So many of the home owners that we feature in our sneak peeks have amazing quilts that they use as bedcovers or casually sling over a sofa. I’ve toyed with the idea of trying to make one on my own – maybe with a group of friends. But since I’d be starting at square one (literally). It might be a little ambitious for my foray into sewing. Instead, I think I’m going to convince Grace to take an embroidery class with me at Pearl SoHo and leave the quilting to the experts.
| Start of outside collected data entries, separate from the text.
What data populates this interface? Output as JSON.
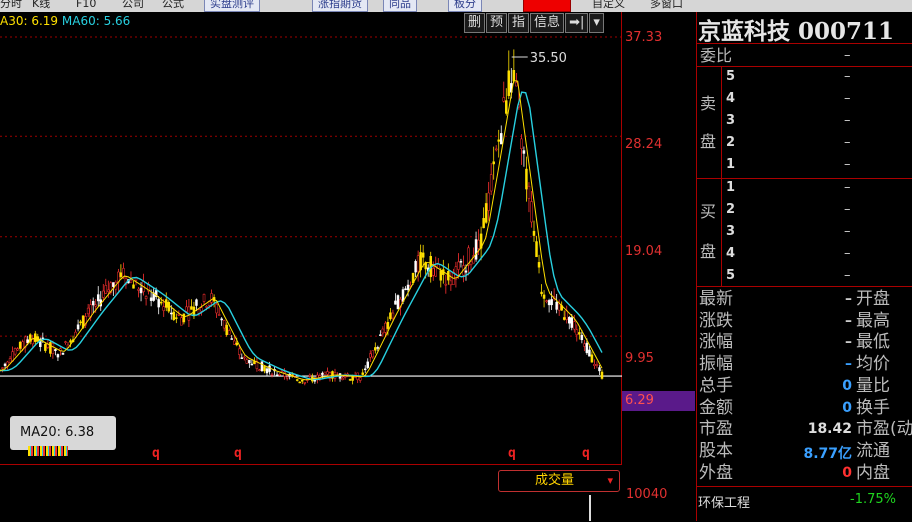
{
  "menu": {
    "items": [
      "分时",
      "K线",
      "F10",
      "公司",
      "公式"
    ],
    "buttons": [
      "实盘测评",
      "涨指期货",
      "同品",
      "板分"
    ],
    "right": [
      "自定义",
      "多窗口"
    ]
  },
  "chart": {
    "ma_legend": {
      "ma30": "A30: 6.19",
      "ma60": "MA60: 5.66"
    },
    "tools": [
      "删",
      "预",
      "指",
      "信息",
      "➡|",
      "▾"
    ],
    "y_labels": [
      "37.33",
      "28.24",
      "19.04",
      "9.95"
    ],
    "price_tag": "6.29",
    "peak_label": "35.50",
    "ma20_tip": "MA20: 6.38",
    "q_marks": [
      "q",
      "q",
      "q",
      "q"
    ],
    "volume_button": "成交量",
    "volume_arrow": "▾",
    "volume_axis": "10040"
  },
  "chart_data": {
    "type": "line",
    "x": [
      0,
      5,
      10,
      15,
      20,
      25,
      30,
      35,
      40,
      45,
      50,
      55,
      60,
      65,
      70,
      75,
      80,
      85,
      90,
      95,
      100
    ],
    "y": [
      6.8,
      9.9,
      8.4,
      12.2,
      15.6,
      13.8,
      11.6,
      13.5,
      8.1,
      6.8,
      5.9,
      6.4,
      6.2,
      11.8,
      16.9,
      15.1,
      18.6,
      34.5,
      14.2,
      11.4,
      6.3
    ],
    "peak": 35.5,
    "ylim": [
      3.0,
      37.33
    ]
  },
  "stock": {
    "name": "京蓝科技",
    "code": "000711"
  },
  "orderbook": {
    "weibi_label": "委比",
    "weibi_value": "–",
    "sell_label": [
      "卖",
      "盘"
    ],
    "buy_label": [
      "买",
      "盘"
    ],
    "sell_levels": [
      "5",
      "4",
      "3",
      "2",
      "1"
    ],
    "buy_levels": [
      "1",
      "2",
      "3",
      "4",
      "5"
    ],
    "dash": "–"
  },
  "quote": {
    "rows": [
      {
        "left": "最新",
        "value": "–",
        "vcolor": "#cccccc",
        "right": "开盘"
      },
      {
        "left": "涨跌",
        "value": "–",
        "vcolor": "#cccccc",
        "right": "最高"
      },
      {
        "left": "涨幅",
        "value": "–",
        "vcolor": "#cccccc",
        "right": "最低"
      },
      {
        "left": "振幅",
        "value": "–",
        "vcolor": "#3aa0ff",
        "right": "均价"
      },
      {
        "left": "总手",
        "value": "0",
        "vcolor": "#3aa0ff",
        "right": "量比"
      },
      {
        "left": "金额",
        "value": "0",
        "vcolor": "#3aa0ff",
        "right": "换手"
      },
      {
        "left": "市盈",
        "value": "18.42",
        "vcolor": "#dddddd",
        "right": "市盈(动)"
      },
      {
        "left": "股本",
        "value": "8.77亿",
        "vcolor": "#3aa0ff",
        "right": "流通"
      },
      {
        "left": "外盘",
        "value": "0",
        "vcolor": "#ff3030",
        "right": "内盘"
      }
    ]
  },
  "sector": {
    "name": "环保工程",
    "change": "-1.75%"
  },
  "colors": {
    "up": "#ff3030",
    "down": "#1fd41f",
    "grid": "#a00000",
    "ma_cyan": "#28d0e0",
    "ma_yellow": "#ffe000"
  }
}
I’ve totally fallen for these quilts created by Los Angeles artist Pauline Boyd of Counterpane. She works in a free-hand, mosaic style – improvising the composition as she works. Each piece starts as a favorite scrap that Pauline uses as the foundation for her composition. -Amy Azzarito
Ten years ago, Pauline was living in New York City and she took a trip to visit family friends in Arkansas. They were quilters and Pauline spent the trip, admiring their work, asking questions and thinking about making her own. The day after she returned home to New York, she bought a sewing machine. For the next eight years, she taught herself by making quilts out of everything she could get her hands on – curtains, pillowcases, and vintage skirts. She spent most of last year in Cambodia and Loas as a kind of studio year – working her refining her aesthetic and composition as well as hunting for textiles and scraps. Her quilts often contain fabrics from 8 or 9 countries as well as vintage fabrics sourced locally. Each piece is made traditionally either by hand or machine and all the bindings are hand stitched. And if I finally do decide to tackle quilting, this fall, Pauline is going to begin selling scraps from her collection of antique, vintage and unique textiles.